Started studying mathematics and philosophy at university, a much better idea. Originally not particularly interested in maths, simply a "means to an end" for getting technical skills necessary for video game creation. Got interested in the level design of Braid - make this video and this video and unsuccessfully tried to make a level that simulates the grandfather paradox. Started working on Music of the Spheres (website archive), and writing for actionbutton. I wrote and directed and acted in a sort of "theatrical documentary" about Shakespeare adapted from this lecture. Got written up in the student paper - second one here - it turns out I can make things people enjoy! Spend much of my time at a lovely student society that gets together to discuss anything the members are passionate about - this is a presentation I did there, the first of many presentations I will later do on video games, that will later influence my decision to move in the direction of "interactive lectures".

2013-2016:

My ideas about video games crystallize: profundity must come through systems; systems must be explored through level design; we must look to past great games in order to see how to communicate through level design.
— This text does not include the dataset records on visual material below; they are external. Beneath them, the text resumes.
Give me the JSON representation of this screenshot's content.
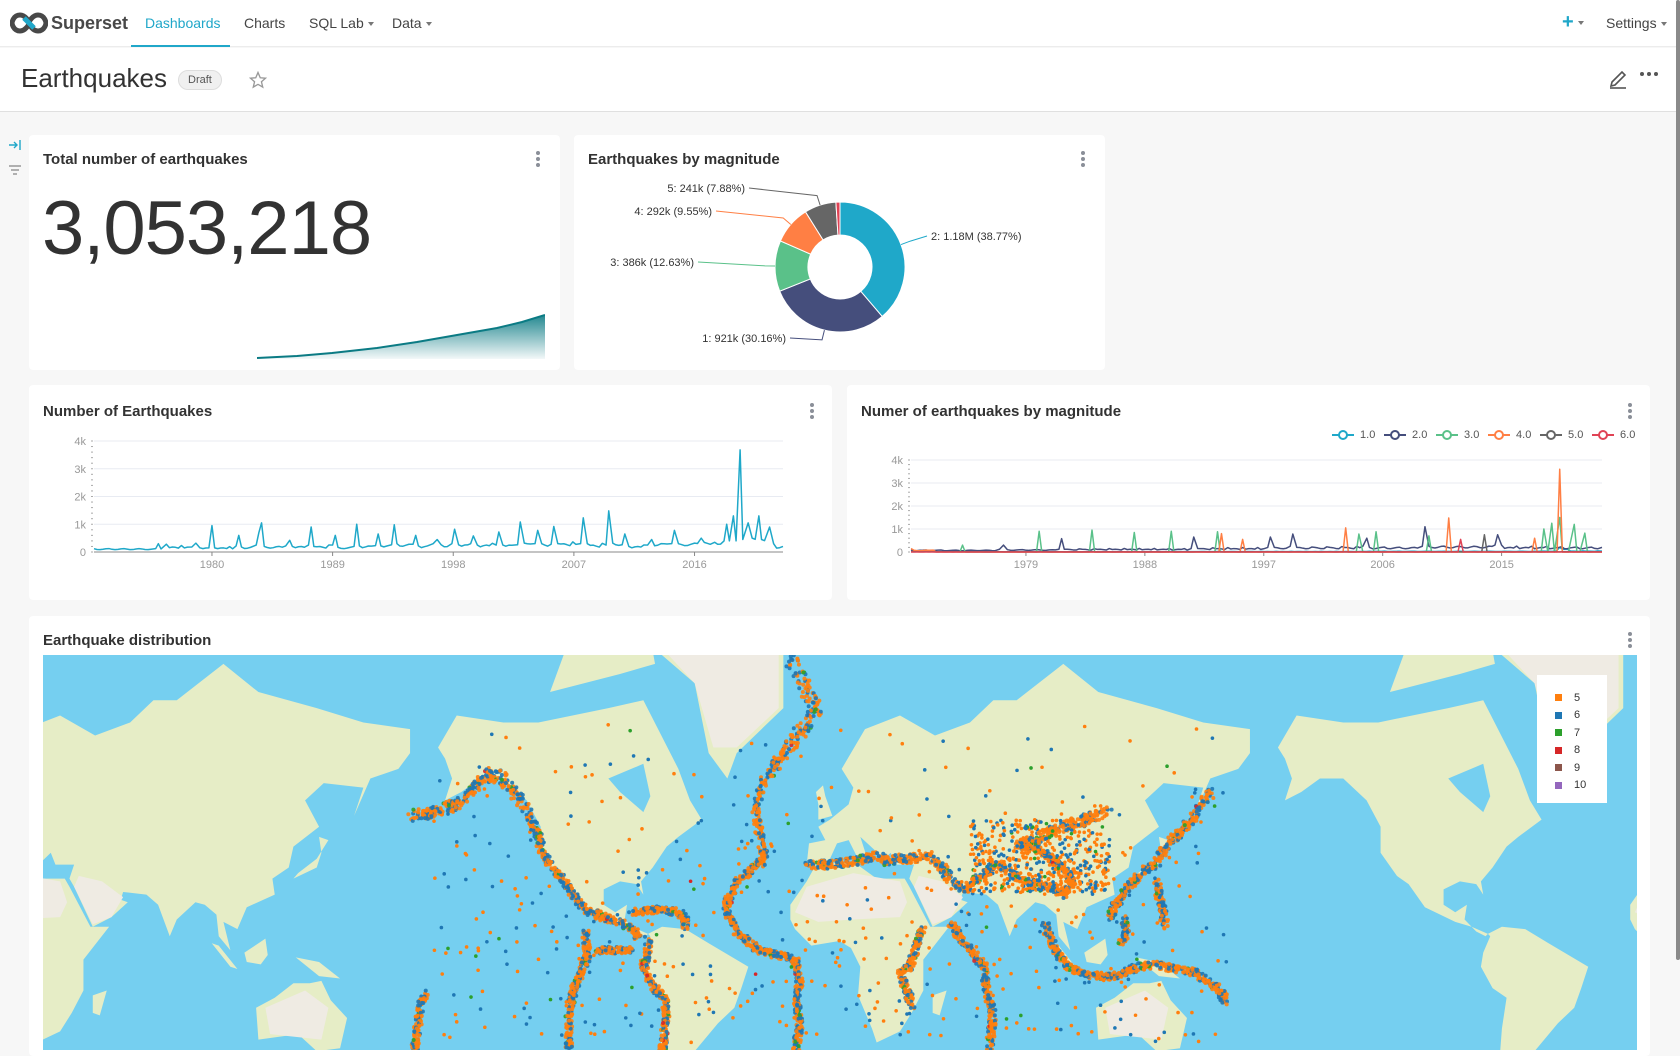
{
  "navbar": {
    "brand": "Superset",
    "items": [
      {
        "label": "Dashboards",
        "active": true
      },
      {
        "label": "Charts"
      },
      {
        "label": "SQL Lab",
        "dropdown": true
      },
      {
        "label": "Data",
        "dropdown": true
      }
    ],
    "settings_label": "Settings",
    "accent_color": "#20a7c9"
  },
  "dashboard": {
    "title": "Earthquakes",
    "status_badge": "Draft"
  },
  "charts": {
    "big_number": {
      "title": "Total number of earthquakes",
      "value": "3,053,218",
      "trend_color": "#0b7b84"
    },
    "pie": {
      "title": "Earthquakes by magnitude"
    },
    "line_total": {
      "title": "Number of Earthquakes"
    },
    "line_by_mag": {
      "title": "Numer of earthquakes by magnitude"
    },
    "map": {
      "title": "Earthquake distribution"
    }
  },
  "chart_data": [
    {
      "type": "pie",
      "title": "Earthquakes by magnitude",
      "donut": true,
      "slices": [
        {
          "category": "2",
          "value": 1180000,
          "percent": 38.77,
          "label": "2: 1.18M (38.77%)",
          "color": "#1FA8C9"
        },
        {
          "category": "1",
          "value": 921000,
          "percent": 30.16,
          "label": "1: 921k (30.16%)",
          "color": "#454E7C"
        },
        {
          "category": "3",
          "value": 386000,
          "percent": 12.63,
          "label": "3: 386k (12.63%)",
          "color": "#5AC189"
        },
        {
          "category": "4",
          "value": 292000,
          "percent": 9.55,
          "label": "4: 292k (9.55%)",
          "color": "#FF7F44"
        },
        {
          "category": "5",
          "value": 241000,
          "percent": 7.88,
          "label": "5: 241k (7.88%)",
          "color": "#666666"
        },
        {
          "category": "6",
          "value": 31000,
          "percent": 1.01,
          "label": "",
          "color": "#E04355"
        }
      ]
    },
    {
      "type": "line",
      "title": "Number of Earthquakes",
      "x_ticks": [
        "1980",
        "1989",
        "1998",
        "2007",
        "2016"
      ],
      "y_ticks": [
        "0",
        "1k",
        "2k",
        "3k",
        "4k"
      ],
      "xlim": [
        1971.2,
        2022.6
      ],
      "ylim": [
        0,
        4000
      ],
      "grid": true,
      "color": "#1FA8C9",
      "points": [
        [
          1971.2,
          120
        ],
        [
          1975.8,
          120
        ],
        [
          1976,
          300
        ],
        [
          1976.2,
          110
        ],
        [
          1976.6,
          280
        ],
        [
          1978.5,
          180
        ],
        [
          1978.8,
          320
        ],
        [
          1979.1,
          150
        ],
        [
          1980,
          950
        ],
        [
          1980.2,
          150
        ],
        [
          1981.8,
          220
        ],
        [
          1982,
          600
        ],
        [
          1982.2,
          180
        ],
        [
          1983.3,
          250
        ],
        [
          1983.5,
          700
        ],
        [
          1983.7,
          1050
        ],
        [
          1983.9,
          200
        ],
        [
          1985.5,
          220
        ],
        [
          1985.8,
          420
        ],
        [
          1986,
          200
        ],
        [
          1987.2,
          250
        ],
        [
          1987.4,
          900
        ],
        [
          1987.6,
          200
        ],
        [
          1989,
          250
        ],
        [
          1989.2,
          600
        ],
        [
          1989.4,
          170
        ],
        [
          1990.6,
          200
        ],
        [
          1990.8,
          1000
        ],
        [
          1991,
          220
        ],
        [
          1992.2,
          230
        ],
        [
          1992.4,
          650
        ],
        [
          1992.6,
          220
        ],
        [
          1993.4,
          260
        ],
        [
          1993.6,
          980
        ],
        [
          1993.8,
          300
        ],
        [
          1995,
          280
        ],
        [
          1995.2,
          600
        ],
        [
          1995.4,
          220
        ],
        [
          1996.5,
          300
        ],
        [
          1996.8,
          450
        ],
        [
          1997.1,
          260
        ],
        [
          1997.9,
          300
        ],
        [
          1998.1,
          820
        ],
        [
          1998.4,
          260
        ],
        [
          1999.3,
          300
        ],
        [
          1999.5,
          580
        ],
        [
          1999.8,
          250
        ],
        [
          2001.2,
          250
        ],
        [
          2001.4,
          720
        ],
        [
          2001.7,
          250
        ],
        [
          2002.8,
          260
        ],
        [
          2003,
          1080
        ],
        [
          2003.3,
          320
        ],
        [
          2004.1,
          300
        ],
        [
          2004.3,
          780
        ],
        [
          2004.6,
          300
        ],
        [
          2005.3,
          280
        ],
        [
          2005.5,
          920
        ],
        [
          2005.8,
          300
        ],
        [
          2007.5,
          300
        ],
        [
          2007.7,
          1230
        ],
        [
          2008,
          300
        ],
        [
          2009.4,
          250
        ],
        [
          2009.6,
          1480
        ],
        [
          2009.9,
          320
        ],
        [
          2010.6,
          260
        ],
        [
          2010.8,
          650
        ],
        [
          2011.1,
          200
        ],
        [
          2012.5,
          250
        ],
        [
          2012.8,
          450
        ],
        [
          2013.5,
          300
        ],
        [
          2014.3,
          300
        ],
        [
          2014.5,
          780
        ],
        [
          2014.8,
          300
        ],
        [
          2016,
          320
        ],
        [
          2016.5,
          500
        ],
        [
          2017.5,
          350
        ],
        [
          2018.2,
          400
        ],
        [
          2018.4,
          1000
        ],
        [
          2018.6,
          400
        ],
        [
          2018.9,
          1300
        ],
        [
          2019.1,
          400
        ],
        [
          2019.4,
          3680
        ],
        [
          2019.6,
          450
        ],
        [
          2020,
          1050
        ],
        [
          2020.3,
          500
        ],
        [
          2020.8,
          1300
        ],
        [
          2021,
          450
        ],
        [
          2021.6,
          900
        ],
        [
          2021.9,
          300
        ],
        [
          2022.6,
          200
        ]
      ]
    },
    {
      "type": "line",
      "title": "Numer of earthquakes by magnitude",
      "x_ticks": [
        "1979",
        "1988",
        "1997",
        "2006",
        "2015"
      ],
      "y_ticks": [
        "0",
        "1k",
        "2k",
        "3k",
        "4k"
      ],
      "xlim": [
        1970.3,
        2022.6
      ],
      "ylim": [
        0,
        4000
      ],
      "grid": true,
      "legend_position": "top-right",
      "series": [
        {
          "name": "1.0",
          "color": "#1FA8C9",
          "points": [
            [
              1970.3,
              10
            ],
            [
              1990,
              20
            ],
            [
              2005,
              30
            ],
            [
              2018,
              40
            ],
            [
              2019.4,
              200
            ],
            [
              2020,
              120
            ],
            [
              2022.6,
              40
            ]
          ]
        },
        {
          "name": "2.0",
          "color": "#454E7C",
          "points": [
            [
              1970.3,
              80
            ],
            [
              1977,
              120
            ],
            [
              1977.3,
              300
            ],
            [
              1977.6,
              100
            ],
            [
              1981.5,
              120
            ],
            [
              1981.7,
              580
            ],
            [
              1981.9,
              120
            ],
            [
              1991.5,
              150
            ],
            [
              1991.7,
              650
            ],
            [
              1992,
              150
            ],
            [
              1997.3,
              200
            ],
            [
              1997.5,
              650
            ],
            [
              1997.8,
              200
            ],
            [
              1999,
              250
            ],
            [
              1999.2,
              780
            ],
            [
              1999.5,
              200
            ],
            [
              2004.5,
              250
            ],
            [
              2004.8,
              600
            ],
            [
              2005,
              200
            ],
            [
              2009,
              250
            ],
            [
              2009.2,
              1100
            ],
            [
              2009.5,
              250
            ],
            [
              2014.5,
              300
            ],
            [
              2014.7,
              750
            ],
            [
              2015,
              300
            ],
            [
              2022.6,
              200
            ]
          ]
        },
        {
          "name": "3.0",
          "color": "#5AC189",
          "points": [
            [
              1974,
              0
            ],
            [
              1974.2,
              300
            ],
            [
              1974.4,
              0
            ],
            [
              1979.8,
              0
            ],
            [
              1980,
              900
            ],
            [
              1980.2,
              0
            ],
            [
              1983.8,
              0
            ],
            [
              1984,
              950
            ],
            [
              1984.2,
              0
            ],
            [
              1987,
              0
            ],
            [
              1987.2,
              850
            ],
            [
              1987.4,
              0
            ],
            [
              1989.8,
              0
            ],
            [
              1990,
              900
            ],
            [
              1990.2,
              0
            ],
            [
              1993.3,
              0
            ],
            [
              1993.5,
              880
            ],
            [
              1993.7,
              0
            ],
            [
              2004,
              0
            ],
            [
              2004.2,
              780
            ],
            [
              2004.5,
              0
            ],
            [
              2005.3,
              0
            ],
            [
              2005.5,
              880
            ],
            [
              2005.7,
              0
            ],
            [
              2009.3,
              0
            ],
            [
              2009.5,
              700
            ],
            [
              2009.7,
              0
            ],
            [
              2018,
              0
            ],
            [
              2018.2,
              1000
            ],
            [
              2018.5,
              0
            ],
            [
              2018.8,
              1250
            ],
            [
              2019,
              0
            ],
            [
              2019.4,
              1500
            ],
            [
              2019.6,
              0
            ],
            [
              2020.5,
              1200
            ],
            [
              2020.7,
              0
            ],
            [
              2021.3,
              820
            ],
            [
              2021.5,
              0
            ],
            [
              2022.6,
              0
            ]
          ]
        },
        {
          "name": "4.0",
          "color": "#FF7F44",
          "points": [
            [
              1970.3,
              150
            ],
            [
              1972,
              80
            ],
            [
              1972.2,
              0
            ],
            [
              1993.6,
              0
            ],
            [
              1993.8,
              800
            ],
            [
              1994,
              0
            ],
            [
              1995.2,
              0
            ],
            [
              1995.4,
              550
            ],
            [
              1995.6,
              0
            ],
            [
              2003,
              0
            ],
            [
              2003.2,
              1050
            ],
            [
              2003.4,
              0
            ],
            [
              2010.8,
              0
            ],
            [
              2011,
              1480
            ],
            [
              2011.2,
              0
            ],
            [
              2017.3,
              0
            ],
            [
              2017.5,
              600
            ],
            [
              2017.7,
              0
            ],
            [
              2019.2,
              0
            ],
            [
              2019.4,
              3600
            ],
            [
              2019.6,
              0
            ],
            [
              2022.6,
              0
            ]
          ]
        },
        {
          "name": "5.0",
          "color": "#666666",
          "points": [
            [
              1970.3,
              10
            ],
            [
              2013.5,
              10
            ],
            [
              2013.7,
              750
            ],
            [
              2013.9,
              10
            ],
            [
              2022.6,
              10
            ]
          ]
        },
        {
          "name": "6.0",
          "color": "#E04355",
          "points": [
            [
              1970.3,
              0
            ],
            [
              2011.7,
              0
            ],
            [
              2011.9,
              550
            ],
            [
              2012.1,
              0
            ],
            [
              2022.6,
              0
            ]
          ]
        }
      ]
    },
    {
      "type": "scatter",
      "title": "Earthquake distribution",
      "legend": [
        {
          "label": "5",
          "color": "#ff7f0e"
        },
        {
          "label": "6",
          "color": "#1f77b4"
        },
        {
          "label": "7",
          "color": "#2ca02c"
        },
        {
          "label": "8",
          "color": "#d62728"
        },
        {
          "label": "9",
          "color": "#8c564b"
        },
        {
          "label": "10",
          "color": "#9467bd"
        }
      ],
      "ocean_color": "#75cff0",
      "land_color": "#e6edc6"
    }
  ]
}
And: we can look to mathematics and science to find profound ideas embedded in systems. Interest in mathematics as an end unto itself rekindled, become inspired by the work of Reidun Twarock, a Professor at my university, move towards biology. Do MSc in Computational Biology, during which I create an Explorable Explanation: Mathematical modelling of neurons in the visual cortex, though it is almost entirely broken now. Master's dissertation becomes what is now Virus: The Beauty of the Beast. Continue iterating on it in spare time until 2017. Went and worked for three months at the International Rice Research Institute on C4 rice. Achieve nothing but get lots of experience. Fail to get a PhD scholarship for a project on C4 rice. Manage to get scholarship to work on VR visualization of biomolecules. Begin at Edinburgh in 2015, and now it's today!